Okay, so yesterday I was messing around with trying to predict the Nets vs. Hawks game. Figured, why not, right?

First things first: Data! I went scraping (don’t tell anyone) for historical game data. Got a bunch of CSV files with all sorts of stats: points, assists, rebounds, the whole shebang. Started with just the last season and then thought, “Nah, gotta go back further!” So I ended up grabbing data from the last 5 seasons. More data, better predictions…hopefully.
Cleaning time! Ugh, this part always sucks. The data was messy. Missing values everywhere. Had to do some imputation (basically, filling in the blanks with reasonable guesses based on averages). Also, team names were inconsistent across different files. Spent a good hour just standardizing those so my code wouldn’t choke.
Feature Engineering: This is where I started getting creative. Raw stats are okay, but what about derived stats? I calculated things like:
- Average points per game for each team
- Win percentage against the other team in the past
- Recent performance (average points in the last 5 games)
Stuff like that. Tried to think like a basketball analyst.

Model Time: I’m no ML expert, so I kept it simple. Started with a Logistic Regression model. It’s pretty basic, but easy to understand and interpret. Split the data into training and testing sets (80/20 split). Trained the model on the training data and then tested it on the testing data to see how well it performed.
Results (kinda meh): The accuracy wasn’t great, like around 60%. Better than a coin flip, but not by much. I played around with different parameters for the Logistic Regression, but it didn’t improve much. Maybe Logistic Regression wasn’t the right model for this.
Tried another model: Next, I gave a Random Forest Classifier a shot. Heard it’s good for handling complex relationships. Trained it, tested it…slightly better accuracy, maybe around 63-65%. Still not amazing.
What Went Wrong? I think the problem is that basketball games are just really unpredictable. Injuries, a lucky streak, a bad call by the ref… all that stuff can throw the predictions off. Also, maybe I didn’t have the right features. Should I factor in player matchups? Home court advantage more heavily? Weather on the day of the game (kidding…mostly)?
Final Prediction (Don’t bet on this): Based on my (flawed) model, I’m leaning towards the Nets winning. But honestly, it’s a total guess.

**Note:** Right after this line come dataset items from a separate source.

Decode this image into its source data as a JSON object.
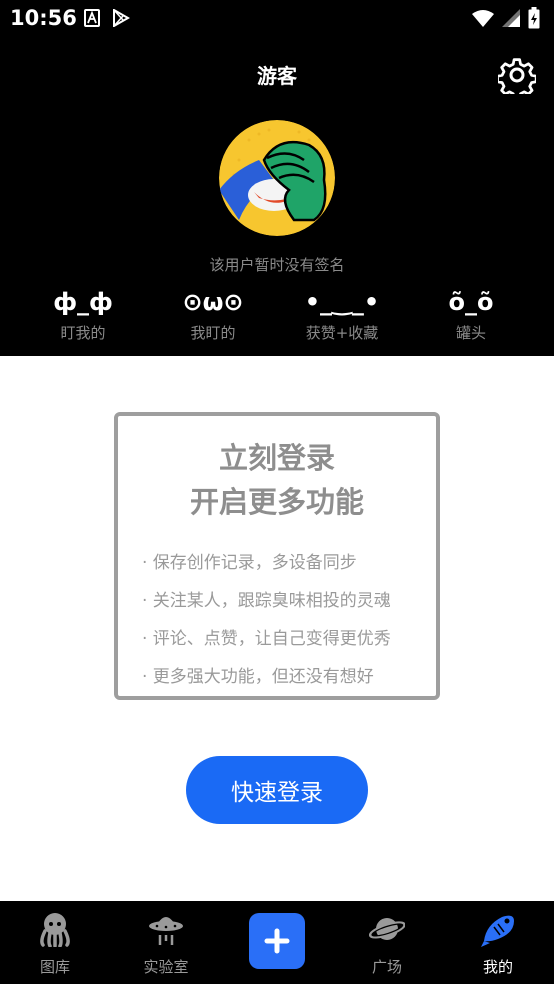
{
  "status_bar": {
    "time": "10:56"
  },
  "header": {
    "title": "游客",
    "signature": "该用户暂时没有签名"
  },
  "stats": [
    {
      "value": "ф_ф",
      "label": "盯我的"
    },
    {
      "value": "⊙ω⊙",
      "label": "我盯的"
    },
    {
      "value": "•_‿_•",
      "label": "获赞+收藏"
    },
    {
      "value": "õ_õ",
      "label": "罐头"
    }
  ],
  "login_card": {
    "heading_1": "立刻登录",
    "heading_2": "开启更多功能",
    "features": [
      "· 保存创作记录，多设备同步",
      "· 关注某人，跟踪臭味相投的灵魂",
      "· 评论、点赞，让自己变得更优秀",
      "· 更多强大功能，但还没有想好"
    ]
  },
  "login_button": {
    "label": "快速登录"
  },
  "nav": {
    "items": [
      {
        "label": "图库",
        "icon": "octopus-icon"
      },
      {
        "label": "实验室",
        "icon": "ufo-icon"
      },
      {
        "label": "",
        "icon": "plus-icon"
      },
      {
        "label": "广场",
        "icon": "planet-icon"
      },
      {
        "label": "我的",
        "icon": "fish-icon"
      }
    ],
    "active": "我的"
  },
  "colors": {
    "accent": "#1a6af5",
    "background_dark": "#000000",
    "muted_text": "#8a8a8a"
  }
}
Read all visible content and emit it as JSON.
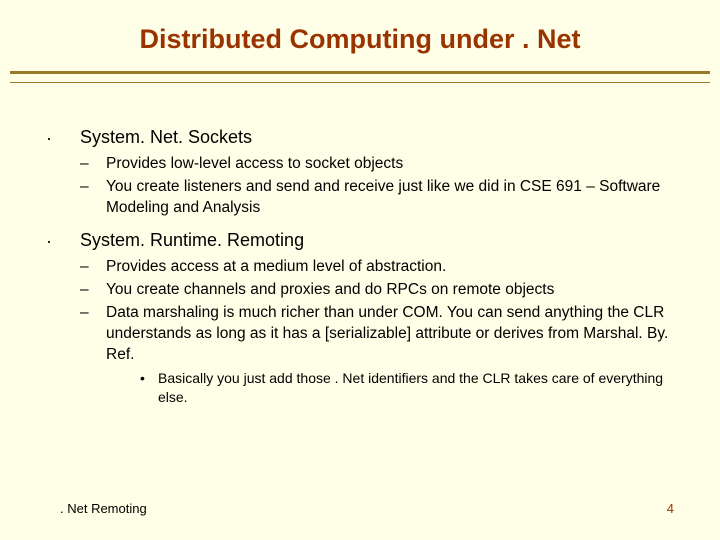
{
  "title": "Distributed Computing under . Net",
  "sections": [
    {
      "heading": "System. Net. Sockets",
      "subs": [
        "Provides low-level access to socket objects",
        "You create listeners and send and receive just like we did in CSE 691 – Software Modeling and Analysis"
      ],
      "subsubs": []
    },
    {
      "heading": "System. Runtime. Remoting",
      "subs": [
        "Provides access at a medium level of abstraction.",
        "You create channels and proxies and do RPCs on remote objects",
        "Data marshaling is much richer than under COM.  You can send anything the CLR understands as long as it has a [serializable] attribute or derives from Marshal. By. Ref."
      ],
      "subsubs": [
        "Basically you just add those . Net identifiers and the CLR takes care of everything else."
      ]
    }
  ],
  "footer_left": ". Net Remoting",
  "footer_right": "4"
}
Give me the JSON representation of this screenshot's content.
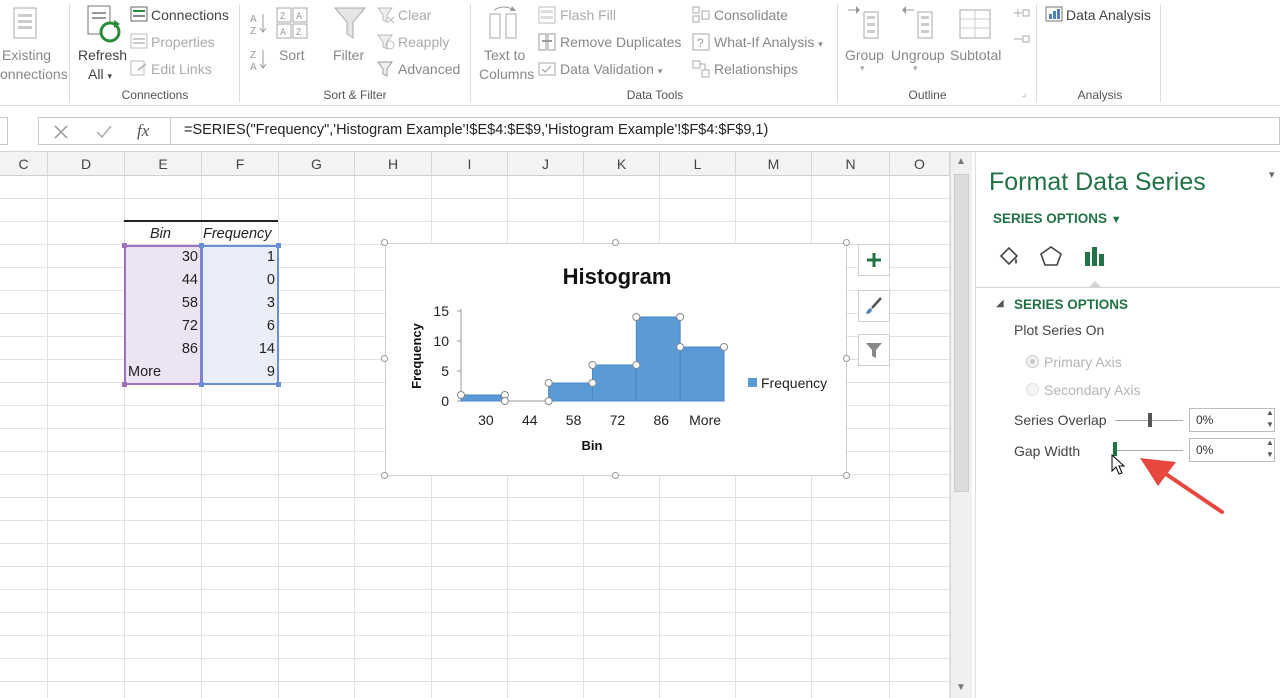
{
  "ribbon": {
    "get_external": {
      "label_line1": "Existing",
      "label_line2": "onnections"
    },
    "connections_group": {
      "refresh_line1": "Refresh",
      "refresh_line2": "All",
      "connections": "Connections",
      "properties": "Properties",
      "edit_links": "Edit Links",
      "group_label": "Connections"
    },
    "sort_filter_group": {
      "sort": "Sort",
      "filter": "Filter",
      "clear": "Clear",
      "reapply": "Reapply",
      "advanced": "Advanced",
      "group_label": "Sort & Filter"
    },
    "data_tools_group": {
      "text_to_line1": "Text to",
      "text_to_line2": "Columns",
      "flash_fill": "Flash Fill",
      "remove_duplicates": "Remove Duplicates",
      "data_validation": "Data Validation",
      "consolidate": "Consolidate",
      "what_if": "What-If Analysis",
      "relationships": "Relationships",
      "group_label": "Data Tools"
    },
    "outline_group": {
      "group": "Group",
      "ungroup": "Ungroup",
      "subtotal": "Subtotal",
      "group_label": "Outline"
    },
    "analysis_group": {
      "data_analysis": "Data Analysis",
      "group_label": "Analysis"
    }
  },
  "formula_bar": {
    "fx": "fx",
    "formula": "=SERIES(\"Frequency\",'Histogram Example'!$E$4:$E$9,'Histogram Example'!$F$4:$F$9,1)"
  },
  "columns": [
    "C",
    "D",
    "E",
    "F",
    "G",
    "H",
    "I",
    "J",
    "K",
    "L",
    "M",
    "N",
    "O"
  ],
  "table": {
    "headers": [
      "Bin",
      "Frequency"
    ],
    "rows": [
      [
        "30",
        "1"
      ],
      [
        "44",
        "0"
      ],
      [
        "58",
        "3"
      ],
      [
        "72",
        "6"
      ],
      [
        "86",
        "14"
      ],
      [
        "More",
        "9"
      ]
    ]
  },
  "chart_data": {
    "type": "bar",
    "title": "Histogram",
    "xlabel": "Bin",
    "ylabel": "Frequency",
    "categories": [
      "30",
      "44",
      "58",
      "72",
      "86",
      "More"
    ],
    "series": [
      {
        "name": "Frequency",
        "values": [
          1,
          0,
          3,
          6,
          14,
          9
        ]
      }
    ],
    "ylim": [
      0,
      15
    ],
    "yticks": [
      "0",
      "5",
      "10",
      "15"
    ],
    "legend": "right",
    "grid": false,
    "color": "#5b9bd5"
  },
  "pane": {
    "title": "Format Data Series",
    "series_options_dropdown": "SERIES OPTIONS",
    "section_header": "SERIES OPTIONS",
    "plot_series_on": "Plot Series On",
    "primary_axis": "Primary Axis",
    "secondary_axis": "Secondary Axis",
    "series_overlap_label": "Series Overlap",
    "series_overlap_value": "0%",
    "gap_width_label": "Gap Width",
    "gap_width_value": "0%"
  },
  "colors": {
    "accent_green": "#217346",
    "arrow_red": "#e8473f"
  }
}
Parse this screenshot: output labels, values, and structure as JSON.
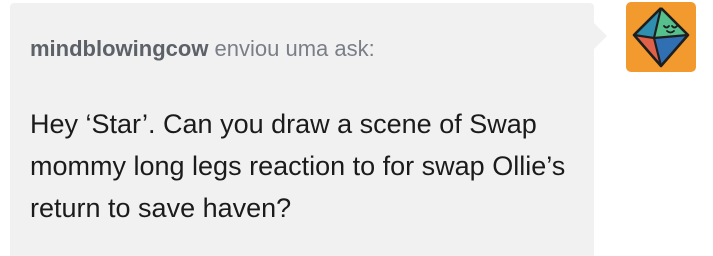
{
  "ask": {
    "asker": "mindblowingcow",
    "action_text": " enviou uma ask:",
    "body": "Hey ‘Star’. Can you draw a scene of Swap mommy long legs reaction to for swap Ollie’s return to save haven?"
  },
  "avatar": {
    "icon": "octahedron-face-icon",
    "background_color": "#f29a2e"
  },
  "colors": {
    "bubble": "#f1f1f2",
    "text": "#1b1b1b",
    "header_text": "#7a7e86"
  }
}
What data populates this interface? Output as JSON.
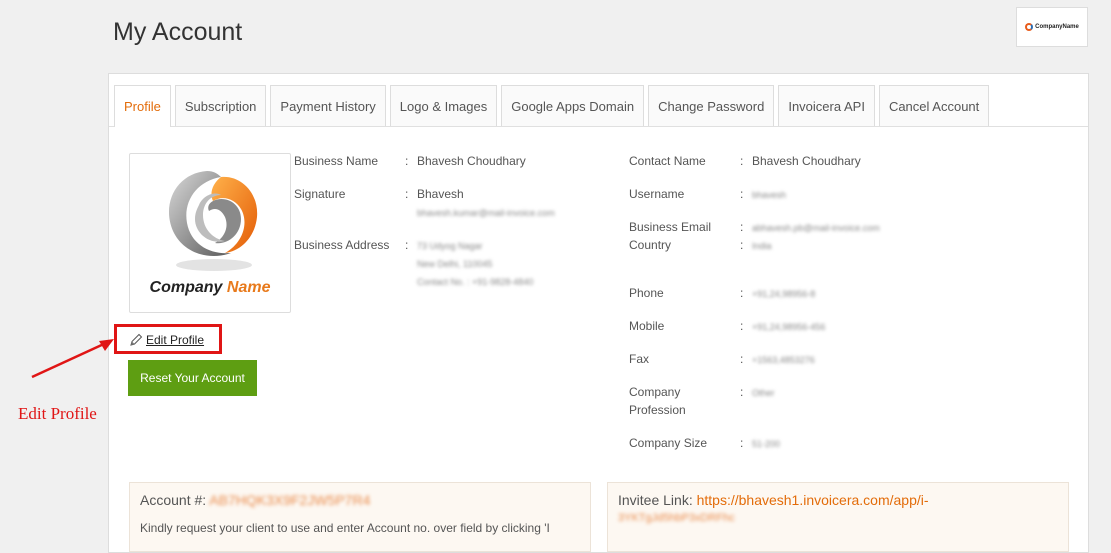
{
  "header": {
    "title": "My Account",
    "brand_logo_label": "CompanyName"
  },
  "tabs": [
    {
      "label": "Profile",
      "active": true
    },
    {
      "label": "Subscription"
    },
    {
      "label": "Payment History"
    },
    {
      "label": "Logo & Images"
    },
    {
      "label": "Google Apps Domain"
    },
    {
      "label": "Change Password"
    },
    {
      "label": "Invoicera API"
    },
    {
      "label": "Cancel Account"
    }
  ],
  "logo": {
    "company": "Company",
    "name": "Name"
  },
  "actions": {
    "edit_profile": "Edit Profile",
    "reset_account": "Reset Your Account"
  },
  "annotation": {
    "text": "Edit Profile",
    "color": "#e01515"
  },
  "profile_left": {
    "business_name_label": "Business Name",
    "business_name_value": "Bhavesh Choudhary",
    "signature_label": "Signature",
    "signature_value": "Bhavesh",
    "signature_email": "bhavesh.kumar@mail-invoice.com",
    "business_address_label": "Business Address",
    "address_line1": "73 Udyog Nagar",
    "address_line2": "New Delhi, 110045",
    "address_line3": "Contact No. : +91-9828-4840"
  },
  "profile_right": {
    "contact_name_label": "Contact Name",
    "contact_name_value": "Bhavesh Choudhary",
    "username_label": "Username",
    "username_value": "bhavesh",
    "business_email_label": "Business Email",
    "business_email_value": "abhavesh.pb@mail-invoice.com",
    "country_label": "Country",
    "country_value": "India",
    "phone_label": "Phone",
    "phone_value": "+91,24,98956-8",
    "mobile_label": "Mobile",
    "mobile_value": "+91,24,98956-456",
    "fax_label": "Fax",
    "fax_value": "+1563,4853276",
    "company_profession_label_1": "Company",
    "company_profession_label_2": "Profession",
    "company_profession_value": "Other",
    "company_size_label": "Company Size",
    "company_size_value": "51-200"
  },
  "account_box": {
    "label": "Account #:",
    "value": "AB7HQK3X9F2JW5P7R4",
    "text": "Kindly request your client to use and enter Account no. over field by clicking 'I"
  },
  "invitee_box": {
    "label": "Invitee Link:",
    "link": "https://bhavesh1.invoicera.com/app/i-",
    "link_cont": "3YKTgJd5hbP3xDRFhc"
  },
  "colors": {
    "accent": "#e36c0a",
    "button_green": "#5e9e12",
    "highlight_red": "#e01515"
  }
}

Next Steps: If I were to do this again, I’d:
- Gather more data (maybe include individual player stats).
- Try more sophisticated models (like Gradient Boosting Machines).
- Spend more time on feature engineering (really try to find those hidden patterns).
Conclusion: It was a fun little project, even if the predictions weren’t spot-on. Learned a bit about data cleaning, feature engineering, and the limitations of machine learning. And it made watching the game a little more interesting!